Frisch gefallene, völlig unbeschädigte Meteoriten sind ganz von einer dünnen, meist dunkelbraunen bis schwarzen Schmelzkruste (englisch „fusion crust“) umhüllt. Diese weniger als einen Millimeter dünne Schicht entsteht, nachdem der Meteorit mit manchmal über 40.000 Stundenkilometern in die oberen Schichten der Erdatmosphäre eingedrungen ist: Aufgrund der Luftreibung und Luftionisierung ab 90 Kilometern Höhe erhitzt sich das Gestein äußerlich so stark, dass es zu glühen beginnt und oberflächlich anschmilzt. Im weiteren Fall wird der Meteorit deutlich langsamer, durchquert kalte Luftschichten und kühlt sich im Fluge erheblich ab.

Im Inneren bleibt die Substanz des Meteoriten gefroren (aufgrund des Weltraumaufenthalts) und strukturell unverändert. Der kurze Schmelzprozess, bei dem sich auch die sogenannten Regmaglypten bilden, betrifft nur die Oberfläche.

unklassifizierter Meteorit
Unklassifizierter Steinmeteorit mit Schmelzkruste und Regmaglypten

Erkennungsmerkmal Schmelzkruste

Die Schmelzkruste besteht also aus dem geschmolzenen Ausgangsgestein – und unterscheidet sich im Detail von Meteorit zu Meteorit. Während Achondrite eine glasartig glänzende Oberfläche bekommen können, zeigen andere Steinmeteoriten eine raue, die häufigen Eisenmeteoriten dagegen eine besonders dünne, samtig-matte Kruste. Neben den schwarz-braunen Ausprägungen kommen vereinzelt auch durchsichtige und farbige Krusten vor.

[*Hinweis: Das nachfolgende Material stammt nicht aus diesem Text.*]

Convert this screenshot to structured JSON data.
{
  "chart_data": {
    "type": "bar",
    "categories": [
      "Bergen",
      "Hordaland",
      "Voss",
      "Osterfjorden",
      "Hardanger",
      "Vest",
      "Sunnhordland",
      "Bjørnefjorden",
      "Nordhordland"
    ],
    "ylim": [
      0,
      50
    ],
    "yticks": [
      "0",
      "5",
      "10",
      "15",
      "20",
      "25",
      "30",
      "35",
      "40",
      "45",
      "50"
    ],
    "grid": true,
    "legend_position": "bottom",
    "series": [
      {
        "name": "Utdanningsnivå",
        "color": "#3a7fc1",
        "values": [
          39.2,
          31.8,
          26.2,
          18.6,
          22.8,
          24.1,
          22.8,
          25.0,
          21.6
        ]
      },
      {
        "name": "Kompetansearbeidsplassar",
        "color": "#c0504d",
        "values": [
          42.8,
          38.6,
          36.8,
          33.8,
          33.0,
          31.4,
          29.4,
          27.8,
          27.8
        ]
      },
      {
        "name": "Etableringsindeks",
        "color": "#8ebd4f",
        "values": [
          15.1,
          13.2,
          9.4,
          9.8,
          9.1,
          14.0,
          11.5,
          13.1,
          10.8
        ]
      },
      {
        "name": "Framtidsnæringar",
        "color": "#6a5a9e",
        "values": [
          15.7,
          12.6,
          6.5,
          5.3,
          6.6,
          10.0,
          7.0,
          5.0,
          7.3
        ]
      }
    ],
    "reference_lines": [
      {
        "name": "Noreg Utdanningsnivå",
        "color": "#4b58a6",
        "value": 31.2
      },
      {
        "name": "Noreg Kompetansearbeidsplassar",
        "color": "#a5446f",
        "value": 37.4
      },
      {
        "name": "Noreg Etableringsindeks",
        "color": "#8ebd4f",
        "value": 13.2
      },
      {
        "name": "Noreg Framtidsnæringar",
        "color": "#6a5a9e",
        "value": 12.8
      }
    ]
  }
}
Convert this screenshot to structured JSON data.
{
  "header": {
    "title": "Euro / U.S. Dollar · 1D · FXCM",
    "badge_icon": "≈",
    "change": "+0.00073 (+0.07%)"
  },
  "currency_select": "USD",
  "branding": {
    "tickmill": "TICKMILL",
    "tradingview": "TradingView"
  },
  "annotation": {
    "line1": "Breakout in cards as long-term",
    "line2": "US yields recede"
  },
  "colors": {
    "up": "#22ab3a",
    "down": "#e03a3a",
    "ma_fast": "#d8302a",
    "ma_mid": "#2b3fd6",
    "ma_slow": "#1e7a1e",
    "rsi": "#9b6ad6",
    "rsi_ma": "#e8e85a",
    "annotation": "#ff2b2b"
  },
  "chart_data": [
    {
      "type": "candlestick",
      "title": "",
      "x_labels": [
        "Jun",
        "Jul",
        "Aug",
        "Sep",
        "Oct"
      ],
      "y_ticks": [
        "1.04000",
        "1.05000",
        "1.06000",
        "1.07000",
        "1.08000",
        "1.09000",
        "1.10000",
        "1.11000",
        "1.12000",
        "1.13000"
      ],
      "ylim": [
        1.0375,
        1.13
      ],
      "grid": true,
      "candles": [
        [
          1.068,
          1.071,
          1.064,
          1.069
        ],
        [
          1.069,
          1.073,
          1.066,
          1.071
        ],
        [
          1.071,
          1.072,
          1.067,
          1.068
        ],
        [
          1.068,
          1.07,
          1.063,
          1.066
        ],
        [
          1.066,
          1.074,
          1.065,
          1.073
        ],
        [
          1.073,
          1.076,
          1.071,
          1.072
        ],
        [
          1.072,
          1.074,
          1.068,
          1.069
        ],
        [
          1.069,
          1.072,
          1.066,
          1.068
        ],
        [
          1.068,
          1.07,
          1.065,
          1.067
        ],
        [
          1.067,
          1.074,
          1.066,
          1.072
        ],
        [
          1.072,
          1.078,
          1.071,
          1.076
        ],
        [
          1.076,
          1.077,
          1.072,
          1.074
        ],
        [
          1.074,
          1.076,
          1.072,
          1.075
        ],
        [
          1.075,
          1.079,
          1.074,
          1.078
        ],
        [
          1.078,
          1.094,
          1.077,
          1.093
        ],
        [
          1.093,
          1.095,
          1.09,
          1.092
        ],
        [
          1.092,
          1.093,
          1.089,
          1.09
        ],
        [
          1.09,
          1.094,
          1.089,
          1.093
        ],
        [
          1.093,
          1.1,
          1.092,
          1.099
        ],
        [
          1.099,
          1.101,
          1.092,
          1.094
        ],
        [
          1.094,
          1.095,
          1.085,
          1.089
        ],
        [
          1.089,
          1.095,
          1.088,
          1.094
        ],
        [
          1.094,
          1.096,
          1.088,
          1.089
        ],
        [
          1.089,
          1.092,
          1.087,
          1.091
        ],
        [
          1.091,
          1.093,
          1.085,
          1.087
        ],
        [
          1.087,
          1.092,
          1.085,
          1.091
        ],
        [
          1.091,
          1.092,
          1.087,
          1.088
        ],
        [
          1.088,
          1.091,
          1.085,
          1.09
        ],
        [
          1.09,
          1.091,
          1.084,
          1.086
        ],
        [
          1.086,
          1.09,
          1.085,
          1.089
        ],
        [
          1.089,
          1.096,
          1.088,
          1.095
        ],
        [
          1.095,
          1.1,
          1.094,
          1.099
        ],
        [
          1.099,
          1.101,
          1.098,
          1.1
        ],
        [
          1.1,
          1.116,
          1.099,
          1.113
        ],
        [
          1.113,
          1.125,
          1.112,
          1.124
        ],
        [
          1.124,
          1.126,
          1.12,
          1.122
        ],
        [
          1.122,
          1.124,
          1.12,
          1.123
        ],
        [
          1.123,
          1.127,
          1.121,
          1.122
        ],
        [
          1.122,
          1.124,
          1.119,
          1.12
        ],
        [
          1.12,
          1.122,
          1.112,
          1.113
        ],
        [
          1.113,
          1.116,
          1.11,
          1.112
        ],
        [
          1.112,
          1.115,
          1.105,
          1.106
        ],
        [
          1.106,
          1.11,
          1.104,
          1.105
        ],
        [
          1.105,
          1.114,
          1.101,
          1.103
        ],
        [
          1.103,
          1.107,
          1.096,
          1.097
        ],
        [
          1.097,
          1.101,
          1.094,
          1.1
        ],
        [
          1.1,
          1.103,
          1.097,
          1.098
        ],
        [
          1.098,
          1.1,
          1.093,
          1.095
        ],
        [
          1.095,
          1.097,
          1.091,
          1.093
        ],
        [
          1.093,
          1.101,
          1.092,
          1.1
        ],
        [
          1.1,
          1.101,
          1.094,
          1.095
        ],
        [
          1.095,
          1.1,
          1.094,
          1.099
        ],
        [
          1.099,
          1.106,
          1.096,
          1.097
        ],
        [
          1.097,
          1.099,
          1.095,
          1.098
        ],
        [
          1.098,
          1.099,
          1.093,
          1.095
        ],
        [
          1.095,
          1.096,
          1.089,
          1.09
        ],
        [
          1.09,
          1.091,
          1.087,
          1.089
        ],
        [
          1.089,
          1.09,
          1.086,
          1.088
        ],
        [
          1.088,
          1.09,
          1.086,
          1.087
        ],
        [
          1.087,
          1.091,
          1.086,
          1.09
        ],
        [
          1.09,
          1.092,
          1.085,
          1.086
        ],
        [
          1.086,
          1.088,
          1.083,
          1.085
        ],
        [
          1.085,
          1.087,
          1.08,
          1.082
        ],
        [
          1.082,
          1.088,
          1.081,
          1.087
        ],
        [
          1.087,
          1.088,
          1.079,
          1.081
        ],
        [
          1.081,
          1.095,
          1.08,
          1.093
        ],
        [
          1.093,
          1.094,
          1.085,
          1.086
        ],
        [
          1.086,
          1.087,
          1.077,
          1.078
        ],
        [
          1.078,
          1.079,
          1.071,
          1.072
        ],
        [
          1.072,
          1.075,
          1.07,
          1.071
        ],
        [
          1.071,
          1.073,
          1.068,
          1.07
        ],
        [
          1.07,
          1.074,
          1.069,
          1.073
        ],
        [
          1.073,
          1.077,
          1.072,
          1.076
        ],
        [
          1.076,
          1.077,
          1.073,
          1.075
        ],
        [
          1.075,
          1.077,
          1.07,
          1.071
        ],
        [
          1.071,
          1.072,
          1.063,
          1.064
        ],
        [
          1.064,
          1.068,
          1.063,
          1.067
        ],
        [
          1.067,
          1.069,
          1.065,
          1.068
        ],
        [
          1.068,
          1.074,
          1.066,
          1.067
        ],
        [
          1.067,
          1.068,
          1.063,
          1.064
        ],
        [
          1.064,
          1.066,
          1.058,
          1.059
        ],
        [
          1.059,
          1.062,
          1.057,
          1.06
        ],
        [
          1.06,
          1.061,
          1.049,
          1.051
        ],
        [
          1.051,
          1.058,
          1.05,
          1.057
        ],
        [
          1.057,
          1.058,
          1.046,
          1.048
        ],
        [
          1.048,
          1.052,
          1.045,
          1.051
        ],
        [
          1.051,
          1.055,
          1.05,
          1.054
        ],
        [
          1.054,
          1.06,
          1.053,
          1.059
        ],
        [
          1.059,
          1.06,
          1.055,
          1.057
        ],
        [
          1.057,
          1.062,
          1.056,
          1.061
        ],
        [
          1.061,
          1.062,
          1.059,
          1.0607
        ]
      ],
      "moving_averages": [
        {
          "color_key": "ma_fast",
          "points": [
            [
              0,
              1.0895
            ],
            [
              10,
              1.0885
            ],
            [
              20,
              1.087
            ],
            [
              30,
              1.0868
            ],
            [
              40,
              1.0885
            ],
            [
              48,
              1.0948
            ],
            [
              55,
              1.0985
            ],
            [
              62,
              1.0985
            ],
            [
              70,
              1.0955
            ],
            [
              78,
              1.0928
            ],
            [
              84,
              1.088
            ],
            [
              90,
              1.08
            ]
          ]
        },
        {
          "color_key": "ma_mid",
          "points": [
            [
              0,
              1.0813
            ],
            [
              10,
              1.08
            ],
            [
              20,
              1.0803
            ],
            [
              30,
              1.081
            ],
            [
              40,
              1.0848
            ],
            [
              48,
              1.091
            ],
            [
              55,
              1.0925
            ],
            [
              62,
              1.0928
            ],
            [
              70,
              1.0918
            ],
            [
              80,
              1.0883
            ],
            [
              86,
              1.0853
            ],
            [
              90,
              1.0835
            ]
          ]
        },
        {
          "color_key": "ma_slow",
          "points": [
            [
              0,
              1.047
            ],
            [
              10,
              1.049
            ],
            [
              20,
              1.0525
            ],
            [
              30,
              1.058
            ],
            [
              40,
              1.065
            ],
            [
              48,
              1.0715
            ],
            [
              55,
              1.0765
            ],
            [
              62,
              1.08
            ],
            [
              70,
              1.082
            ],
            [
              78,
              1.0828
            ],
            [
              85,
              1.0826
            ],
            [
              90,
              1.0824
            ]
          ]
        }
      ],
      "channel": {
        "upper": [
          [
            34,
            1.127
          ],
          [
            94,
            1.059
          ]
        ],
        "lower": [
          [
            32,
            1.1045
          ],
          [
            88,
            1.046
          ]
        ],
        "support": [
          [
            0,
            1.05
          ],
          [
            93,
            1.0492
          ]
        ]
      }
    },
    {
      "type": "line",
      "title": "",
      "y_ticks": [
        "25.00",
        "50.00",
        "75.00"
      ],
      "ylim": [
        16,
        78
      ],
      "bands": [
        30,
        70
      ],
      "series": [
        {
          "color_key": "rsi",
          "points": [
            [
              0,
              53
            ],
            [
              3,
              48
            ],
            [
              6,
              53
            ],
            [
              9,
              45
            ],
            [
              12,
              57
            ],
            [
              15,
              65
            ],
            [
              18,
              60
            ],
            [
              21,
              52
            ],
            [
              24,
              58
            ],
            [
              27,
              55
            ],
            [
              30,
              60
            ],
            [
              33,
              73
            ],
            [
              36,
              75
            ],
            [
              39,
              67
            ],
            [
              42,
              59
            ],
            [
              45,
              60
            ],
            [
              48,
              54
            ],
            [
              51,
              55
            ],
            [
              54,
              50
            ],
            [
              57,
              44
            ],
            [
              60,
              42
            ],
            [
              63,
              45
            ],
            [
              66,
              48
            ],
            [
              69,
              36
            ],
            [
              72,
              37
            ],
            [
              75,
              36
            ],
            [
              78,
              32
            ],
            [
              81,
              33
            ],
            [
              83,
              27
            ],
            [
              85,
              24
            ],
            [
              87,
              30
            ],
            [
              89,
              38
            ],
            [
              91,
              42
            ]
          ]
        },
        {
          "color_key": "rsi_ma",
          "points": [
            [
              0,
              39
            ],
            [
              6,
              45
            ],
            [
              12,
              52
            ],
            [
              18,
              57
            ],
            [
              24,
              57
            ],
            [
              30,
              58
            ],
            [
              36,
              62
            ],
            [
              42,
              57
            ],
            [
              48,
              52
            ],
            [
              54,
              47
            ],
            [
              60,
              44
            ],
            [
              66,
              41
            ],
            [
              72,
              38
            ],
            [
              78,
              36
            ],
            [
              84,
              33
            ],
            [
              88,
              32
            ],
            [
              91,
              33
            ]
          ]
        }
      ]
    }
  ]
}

Auch wenn die Schmelzkrusten Unterschiede aufweisen und zudem Verwechselungen mit anderen Gesteinsoberflächen möglich sind, bleiben sie ein wichtiges Erkennungsmerkmal für die Echtheit eines Meteoriten. Außerdem gilt die „Kruste“, deren Vollständigkeit gerne in Prozentwerten angegeben wird, bei Händlern als wertsteigendes Attribut.

steinmeteorit nwa 001
Steinmeteorit NWA 001 mit Wüstenlack

Verwitterung und Wüstenlack

Nachdem ein Meteorit, abgelöst vom Mutterkörper, oft viele Jahrmillionen unverändert durchs Weltall getrieben ist, bedroht seine (vergleichsweise) extrem kurze irdische Zeitspanne seine ganze Existenz: Er wird in der Atmosphäre aufgerieben, zerbricht wahrscheinlich in Einzelteile, worauf die Trümmer vielleicht eine zweite Schmelzkruste (Sekundärkruste) bilden und am Ende hart auf dem Erdboden aufschlagen. Was dann von dem einst mächtigen Meteoriten übrig blieb, ist augenblicklich der Verwitterung ausgesetzt. Vor allem in feuchten und wechselwarmen Klimazonen zersetzen sich die Steinmeteoriten binnen weniger Jahrzehnte von außen – wobei als erstes die optisch reizvolle Schmelzkruste angegriffen und zerstört wird.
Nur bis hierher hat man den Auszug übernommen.